Five Ways a Blind Tasting is Like an Audit


As I was visiting with a customer and watching a hospitality employee walk us through the steps of a blind wine tasting, it occurred to me that there are some similarities between the tasting process and how we work as auditors.

1. You apply the smell test

Wine Tasting – you sniff the wine in the glass, and inhale the aroma. The smell influences the taste of the wine.

Audit – you apply the “smell test” to transactions to see if the substance of the transaction makes sense. Good auditors are trained to see what is really going on, without being distracted by the appearance of any given situation. The smell test can influence your judgment of the financial statements.

2. You need to be independent

Wine Tasting – you cover up the bottle so that an opinion of the wine can be reached without distortion based upon the price or brand.

Audit- you are bound to uphold standards of independence so that your opinion of the financial statements is provided without bias.

3. There are rules to follow and a score to be determined.

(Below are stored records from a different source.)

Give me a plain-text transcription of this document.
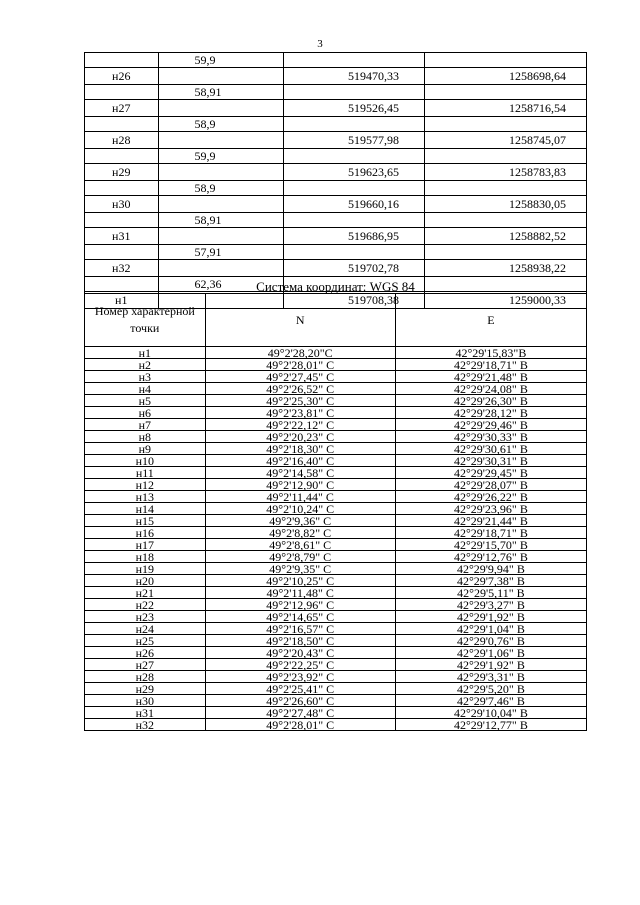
3
	59,9		
н26		519470,33	1258698,64
	58,91		
н27		519526,45	1258716,54
	58,9		
н28		519577,98	1258745,07
	59,9		
н29		519623,65	1258783,83
	58,9		
н30		519660,16	1258830,05
	58,91		
н31		519686,95	1258882,52
	57,91		
н32		519702,78	1258938,22
	62,36		
н1		519708,38	1259000,33
Система координат: WGS 84
Номер характерной точки	N	E
н1	49°2'28,20"С	42°29'15,83"В
н2	49°2'28,01" С	42°29'18,71" В
н3	49°2'27,45" С	42°29'21,48" В
н4	49°2'26,52" С	42°29'24,08" В
н5	49°2'25,30" С	42°29'26,30" В
н6	49°2'23,81" С	42°29'28,12" В
н7	49°2'22,12" С	42°29'29,46" В
н8	49°2'20,23" С	42°29'30,33" В
н9	49°2'18,30" С	42°29'30,61" В
н10	49°2'16,40" С	42°29'30,31" В
н11	49°2'14,58" С	42°29'29,45" В
н12	49°2'12,90" С	42°29'28,07" В
н13	49°2'11,44" С	42°29'26,22" В
н14	49°2'10,24" С	42°29'23,96" В
н15	49°2'9,36" С	42°29'21,44" В
н16	49°2'8,82" С	42°29'18,71" В
н17	49°2'8,61" С	42°29'15,70" В
н18	49°2'8,79" С	42°29'12,76" В
н19	49°2'9,35" С	42°29'9,94" В
н20	49°2'10,25" С	42°29'7,38" В
н21	49°2'11,48" С	42°29'5,11" В
н22	49°2'12,96" С	42°29'3,27" В
н23	49°2'14,65" С	42°29'1,92" В
н24	49°2'16,57" С	42°29'1,04" В
н25	49°2'18,50" С	42°29'0,76" В
н26	49°2'20,43" С	42°29'1,06" В
н27	49°2'22,25" С	42°29'1,92" В
н28	49°2'23,92" С	42°29'3,31" В
н29	49°2'25,41" С	42°29'5,20" В
н30	49°2'26,60" С	42°29'7,46" В
н31	49°2'27,48" С	42°29'10,04" В
н32	49°2'28,01" С	42°29'12,77" В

Wine Tasting – there are systems for assigning numerical scores to different bottles of wine and standards of naming to be applied.

Audit – there are standards that auditors use to determine what type of opinion they will issue with respect to financial statements. They will issue either a qualified opinion or an unqualified opinion based upon their findings in an audit or review.

4. You need to make comparisons

Wine Tasting – it is easier to choose a wine that you prefer when you have other wines to compare against.

Audit – auditors rely on industry comparisons and benchmarking tools as part of their audit procedures. These tools help to expose any abnormalities in a given result and help them keep information in perspective.

5. Different users have different requirements

Wine Tasting – if you are buying wine to use as a cooking ingredient, your tasting requirements will be very different from someone who is choosing a wine to serve with a meal.

Audit – different users of financial statements are seeking different information about a business. It is an auditor’s job to make sure that financial statement information is presented fairly and contains adequate disclosures so each user can find the information he or she needs.